Orange, yellow, and red are bright colors that capture attention and trigger appetite. You can use them to attract attention to specific menu areas and create a layout hierarchy. Match color schemes to the restaurant’s theme. It reinforces associations. Light blue highlights a seafood restaurant’s ocean-caught fish. Tan and green are suitable for farm-to-table restaurants.

Choose an easy-to-read size and font and avoid crowded layouts. Have visible dish titles and clear section headings. Even menus with more than a page or two need fewer choices in each category. Guests feel at ease when selecting from the menu. The more options from which to choose, the more anxious customers feel. Psychologists suggest limiting options to seven items per category. 

Humanized dishes are attractive to customers because they are ordering something special that induces feelings of closeness, comfort, or happy childhood memories. Examples include ‘Campfire Hot Chocolate’ and ‘Granny’s Chocolate Chips Cookies.’ Refer to the restaurant owner or chef with items, such as ‘Charlie’s Charbroiled Steak.’

When customers see eye-catching desserts, they are more apt to pass on appetizers. Surprise guests with the dessert menu after dinner. It increases the likelihood of customers ordering both appetizers and desserts. 

High-end restaurants do not use many photos. They are associated with cheaper, low-end venues. One image per page may increase sales by as much as 30 percent, especially at affordable, casual restaurants. Facebook and Instagram are excellent places for using photos.

A physically oversized menu is uncomfortable for customers to handle. It should be easily maneuvered and easy to place on tables. Using menu engineering tactics can significantly improve the profits of a restaurant. The psychology techniques improve the guest experience. 

The Potential Impact of Menu Engineering

Menu engineering studies the popularity and profitability of menu items and how they influence the placement of items on a menu. The aim is simple – increase profitability per customer. The concept is rooted in work performed by the Boston Consulting Group in 1970.

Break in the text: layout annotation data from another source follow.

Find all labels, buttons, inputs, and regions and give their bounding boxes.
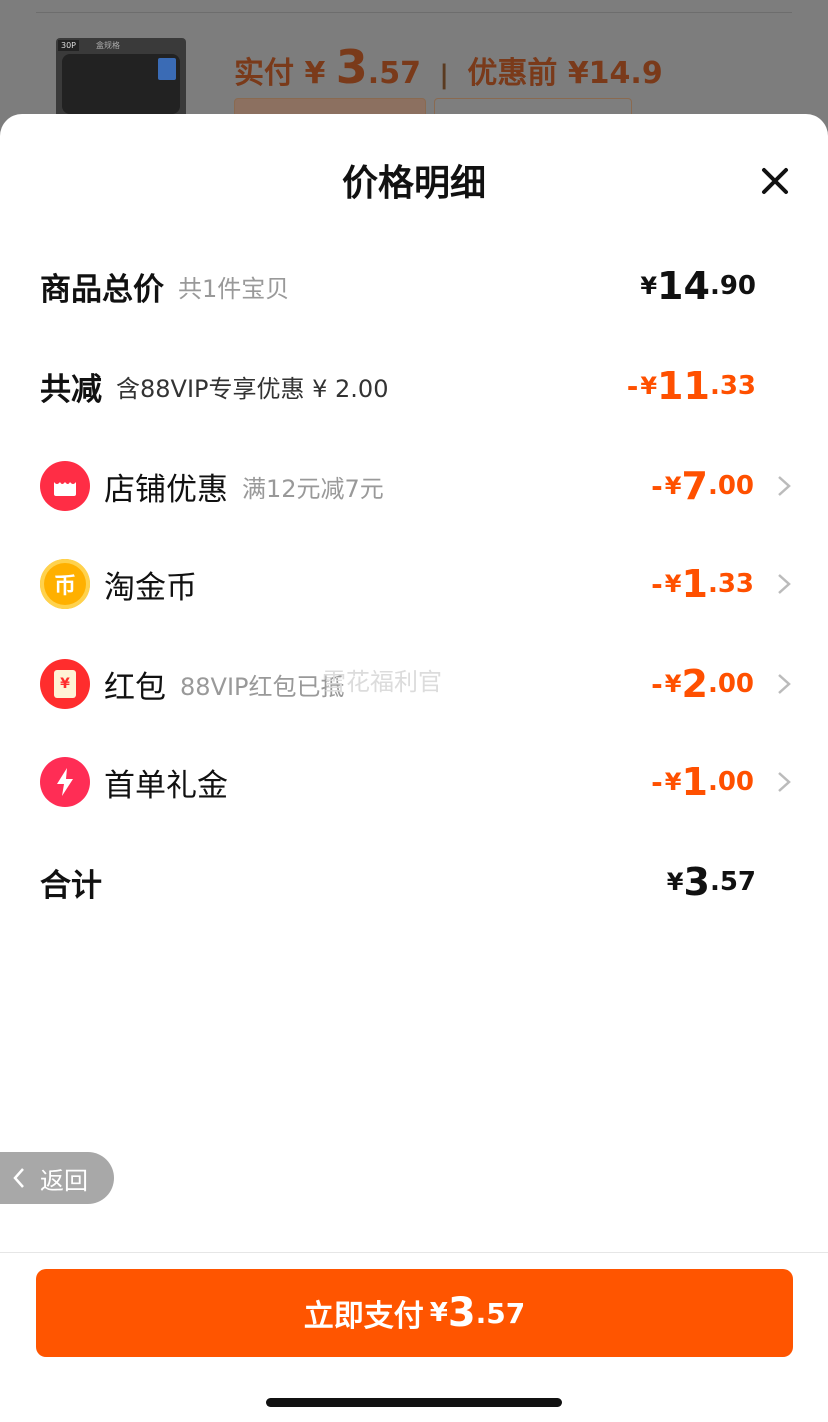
minus-sign: - [651, 469, 663, 503]
red-packet-label: 红包 [104, 669, 166, 706]
sum-label: 合计 [40, 867, 102, 904]
currency-symbol: ¥ [640, 272, 658, 300]
pay-amount-int: 3 [447, 1290, 476, 1336]
store-discount-label: 店铺优惠 [104, 471, 228, 508]
red-packet-icon: ¥ [40, 659, 90, 709]
before-discount-label: 优惠前 [467, 56, 558, 91]
chevron-right-icon [778, 674, 791, 694]
chevron-right-icon [778, 574, 791, 594]
currency-symbol: ¥ [664, 768, 682, 796]
goods-count: 共1件宝贝 [178, 274, 290, 303]
amount-int: 2 [681, 662, 708, 706]
minus-sign: - [651, 765, 663, 799]
thumbnail-tag: 30P [58, 40, 80, 51]
minus-sign: - [651, 667, 663, 701]
amount-dec: .33 [709, 371, 756, 401]
red-packet-glyph: ¥ [60, 676, 70, 692]
sum-amount: ¥3.57 [667, 852, 756, 912]
currency-symbol: ¥ [664, 570, 682, 598]
row-taobao-coins[interactable]: 币 淘金币 - ¥1.33 [40, 554, 792, 614]
amount-dec: .00 [707, 767, 754, 797]
background-price-summary: 实付 ¥ 3.57 | 优惠前 ¥14.9 [234, 40, 663, 94]
amount-dec: .00 [707, 669, 754, 699]
amount-int: 1 [681, 562, 708, 606]
amount-int: 3 [683, 860, 710, 904]
before-discount-value: ¥14.9 [567, 56, 663, 91]
amount-dec: .00 [707, 471, 754, 501]
amount-int: 1 [681, 760, 708, 804]
chevron-right-icon [778, 772, 791, 792]
product-image-badge [158, 58, 176, 80]
store-icon [40, 461, 90, 511]
back-button[interactable]: 返回 [0, 1152, 114, 1204]
amount-int: 14 [657, 264, 710, 308]
currency-symbol: ¥ [666, 868, 684, 896]
chevron-left-icon [13, 1168, 24, 1188]
currency-symbol: ¥ [664, 670, 682, 698]
background-divider [36, 12, 792, 13]
row-first-order-gift[interactable]: 首单礼金 - ¥1.00 [40, 752, 792, 812]
price-separator: | [439, 60, 449, 90]
chevron-right-icon [778, 476, 791, 496]
coin-glyph: 币 [53, 574, 76, 599]
total-reduction-label: 共减 [40, 371, 102, 408]
pay-now-label: 立即支付 [303, 1299, 424, 1334]
currency-symbol: ¥ [640, 372, 658, 400]
pay-now-button[interactable]: 立即支付 ¥3.57 [36, 1269, 793, 1357]
pay-currency: ¥ [429, 1298, 448, 1328]
red-packet-note: 88VIP红包已抵 [180, 672, 345, 701]
minus-sign: - [626, 369, 639, 403]
amount-dec: .90 [709, 271, 756, 301]
total-reduction-amount: - ¥11.33 [627, 356, 756, 416]
home-indicator [266, 1398, 562, 1407]
coins-amount: - ¥1.33 [651, 554, 754, 614]
pay-amount-dec: .57 [475, 1296, 526, 1330]
paid-dec: .57 [367, 56, 421, 91]
row-store-discount[interactable]: 店铺优惠 满12元减7元 - ¥7.00 [40, 456, 792, 516]
goods-total-amount: ¥14.90 [640, 256, 756, 316]
currency-symbol: ¥ [664, 472, 682, 500]
close-icon[interactable] [756, 162, 794, 200]
sheet-title: 价格明细 [341, 163, 486, 204]
row-goods-total: 商品总价 共1件宝贝 ¥14.90 [40, 256, 792, 316]
coin-icon: 币 [40, 559, 90, 609]
red-packet-amount: - ¥2.00 [651, 654, 754, 714]
store-discount-amount: - ¥7.00 [651, 456, 754, 516]
row-total-reduction: 共减 含88VIP专享优惠 ¥ 2.00 - ¥11.33 [40, 356, 792, 416]
amount-dec: .57 [709, 867, 756, 897]
coins-label: 淘金币 [104, 569, 197, 606]
price-detail-sheet: 价格明细 商品总价 共1件宝贝 ¥14.90 共减 含88VIP专享优惠 ¥ 2… [0, 114, 828, 1422]
row-sum: 合计 ¥3.57 [40, 852, 792, 912]
paid-label: 实付 [234, 56, 294, 91]
paid-currency: ¥ [304, 56, 326, 91]
back-label: 返回 [40, 1166, 88, 1195]
goods-total-label: 商品总价 [40, 271, 164, 308]
store-discount-rule: 满12元减7元 [242, 474, 384, 503]
thumbnail-tag-secondary: 盒规格 [96, 41, 120, 50]
amount-int: 7 [681, 464, 708, 508]
first-order-gift-amount: - ¥1.00 [651, 752, 754, 812]
product-thumbnail: 30P 盒规格 [56, 38, 186, 120]
paid-int: 3 [335, 40, 368, 94]
watermark: 雪花福利官 [322, 668, 442, 696]
amount-dec: .33 [707, 569, 754, 599]
vip-discount-note: 含88VIP专享优惠 ¥ 2.00 [116, 374, 389, 403]
lightning-icon [40, 757, 90, 807]
minus-sign: - [651, 567, 663, 601]
first-order-gift-label: 首单礼金 [104, 767, 228, 804]
amount-int: 11 [657, 364, 710, 408]
bottom-divider [0, 1252, 828, 1253]
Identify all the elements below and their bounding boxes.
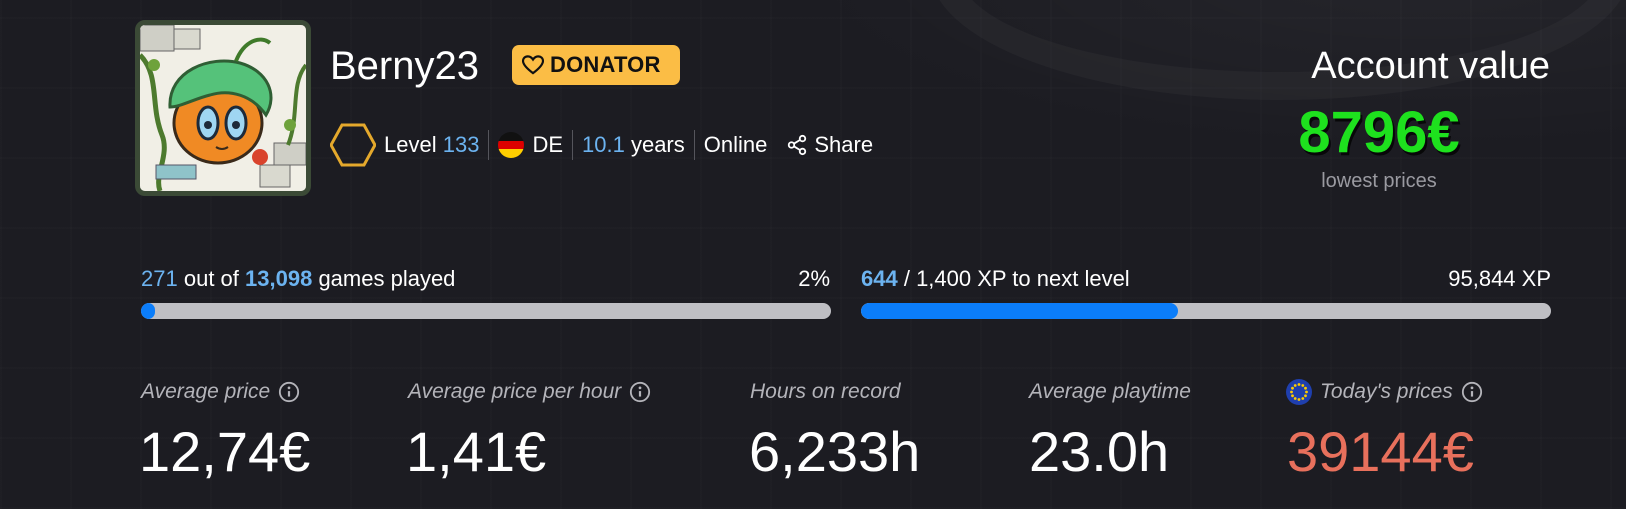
stat-todays-prices-label: Today's prices xyxy=(1286,378,1483,406)
divider xyxy=(693,130,695,160)
stat-average-playtime-label: Average playtime xyxy=(1029,378,1191,406)
games-percent: 2% xyxy=(798,266,830,291)
games-total-count: 13,098 xyxy=(245,266,313,291)
divider xyxy=(572,130,573,160)
avatar-image xyxy=(140,25,306,191)
info-icon[interactable] xyxy=(1461,381,1483,403)
xp-current: 644 xyxy=(861,266,898,291)
info-icon[interactable] xyxy=(629,381,651,403)
heart-icon xyxy=(522,55,544,75)
games-played-count: 271 xyxy=(141,266,178,291)
stat-average-price-per-hour-label: Average price per hour xyxy=(408,378,651,406)
level-value: 133 xyxy=(442,132,480,157)
stat-label-text: Average playtime xyxy=(1029,380,1191,403)
level-label: Level xyxy=(384,132,437,157)
stat-average-playtime-value: 23.0h xyxy=(1029,420,1170,483)
username: Berny23 xyxy=(330,44,479,88)
games-progress-bar xyxy=(141,303,831,319)
stat-label-text: Hours on record xyxy=(750,380,901,403)
xp-progress-label: 644 / 1,400 XP to next level xyxy=(861,264,1130,294)
account-value-note: lowest prices xyxy=(1321,170,1437,192)
stat-todays-prices-value: 39144€ xyxy=(1287,420,1474,483)
stat-label-text: Average price per hour xyxy=(408,380,622,403)
share-icon xyxy=(788,134,807,156)
country-code: DE xyxy=(532,132,563,157)
stat-average-price-per-hour-value: 1,41€ xyxy=(406,420,547,483)
games-out-of-label: out of xyxy=(183,266,239,291)
xp-total: 95,844 XP xyxy=(1448,266,1551,291)
stat-hours-on-record-label: Hours on record xyxy=(750,378,901,406)
online-status: Online xyxy=(703,132,768,157)
donator-badge[interactable]: DONATOR xyxy=(512,45,680,85)
stat-average-price-label: Average price xyxy=(141,378,300,406)
stat-hours-on-record-value: 6,233h xyxy=(749,420,921,483)
eu-flag-icon xyxy=(1286,379,1312,405)
germany-flag-icon xyxy=(498,132,525,158)
xp-progress-fill xyxy=(861,303,1179,319)
share-button[interactable]: Share xyxy=(786,132,873,158)
xp-remaining-label: / 1,400 XP to next level xyxy=(903,266,1130,291)
xp-progress-bar xyxy=(861,303,1551,319)
info-icon[interactable] xyxy=(278,381,300,403)
account-age-label: years xyxy=(630,132,685,157)
stat-label-text: Today's prices xyxy=(1320,380,1453,403)
hexagon-icon xyxy=(330,123,376,167)
games-progress-label: 271 out of 13,098 games played xyxy=(141,264,455,294)
donator-badge-label: DONATOR xyxy=(550,52,661,77)
share-label: Share xyxy=(814,132,874,157)
account-age-value: 10.1 xyxy=(582,132,625,157)
account-value: 8796€ xyxy=(1298,100,1460,165)
divider xyxy=(488,130,490,160)
profile-meta: Level 133 DE 10.1 years Online Share xyxy=(330,122,873,168)
avatar[interactable] xyxy=(135,20,311,196)
stat-label-text: Average price xyxy=(141,380,271,403)
games-progress-fill xyxy=(141,303,156,319)
games-played-suffix: games played xyxy=(318,266,456,291)
account-value-label: Account value xyxy=(1311,45,1550,87)
stat-average-price-value: 12,74€ xyxy=(139,420,311,483)
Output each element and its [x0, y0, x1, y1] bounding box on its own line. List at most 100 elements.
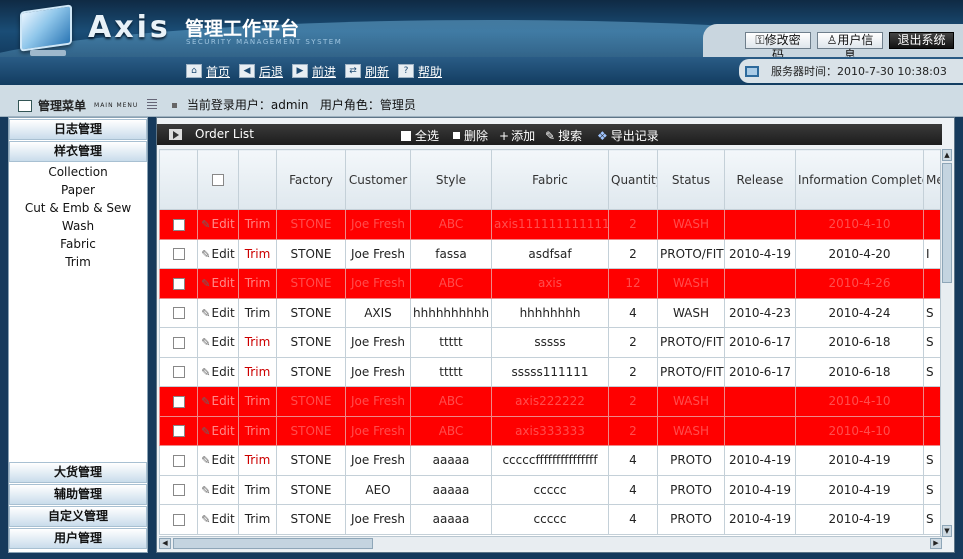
- nav-refresh[interactable]: ⇄ 刷新: [345, 63, 389, 79]
- table-row[interactable]: ✎Edit Trim STONE Joe Fresh ABC axis1111111111…: [159, 209, 942, 240]
- vertical-scroll-thumb[interactable]: [942, 163, 952, 283]
- row-edit-link[interactable]: ✎Edit: [197, 445, 239, 476]
- horizontal-scroll-thumb[interactable]: [173, 538, 373, 549]
- row-select-cell[interactable]: [159, 209, 198, 240]
- sidebar-item-paper[interactable]: Paper: [9, 181, 147, 199]
- row-checkbox[interactable]: [172, 218, 185, 231]
- row-trim-link[interactable]: Trim: [238, 268, 277, 299]
- horizontal-scrollbar[interactable]: ◀ ▶: [159, 536, 942, 550]
- row-select-cell[interactable]: [159, 268, 198, 299]
- add-button[interactable]: + 添加: [499, 127, 535, 144]
- select-all-button[interactable]: 全选: [401, 127, 439, 144]
- row-checkbox[interactable]: [172, 248, 185, 261]
- table-row[interactable]: ✎Edit Trim STONE Joe Fresh aaaaa cccccfffffff…: [159, 445, 942, 476]
- nav-help[interactable]: ? 帮助: [398, 63, 442, 79]
- row-checkbox[interactable]: [172, 307, 185, 320]
- header-style[interactable]: Style: [410, 149, 492, 210]
- change-password-button[interactable]: ⚿修改密码: [745, 32, 811, 57]
- logout-button[interactable]: 退出系统: [889, 32, 954, 49]
- row-checkbox[interactable]: [172, 366, 185, 379]
- row-edit-link[interactable]: ✎Edit: [197, 386, 239, 417]
- row-edit-link[interactable]: ✎Edit: [197, 238, 239, 269]
- table-row[interactable]: ✎Edit Trim STONE Joe Fresh ABC axis222222 2 WAS…: [159, 386, 942, 417]
- row-trim-link[interactable]: Trim: [238, 356, 277, 387]
- cell-release: 2010-6-17: [724, 356, 796, 387]
- table-row[interactable]: ✎Edit Trim STONE Joe Fresh aaaaa ccccc 4 PROTO 2…: [159, 504, 942, 535]
- header-quantity[interactable]: Quantity: [608, 149, 658, 210]
- row-select-cell[interactable]: [159, 238, 198, 269]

It is meant to help businesses segment products through analysis and decision-making. Michigan State University’s Professor Donald Smith brought the idea to the restaurant industry around 1980. Menu engineering is used most often for traditional paper menus.

The concepts apply to items written on a menu board, a special written on a table tent, drink menus, and online menus. They help increase profits for those who sell items of varying levels of popularity and profitability. 

The initial well-executed engineering takes approximately a week to complete and can increase profits by ten to 15 percent regularly. The impact does not stop there. Asking a professional to squeeze more profit from the menu annually can increase profit by another ten percent.

Success does not depend on the size or type of establishment. Determining factors are the owner’s or manager’s knowledge of a menu and willingness to take the time and put in the effort to understand the process and make changes. Sixty out of 100 restaurants do not perform menu engineering. Of the 40 percent that does, only about ten percent do an excellent job. They leave a lot of profit on the table.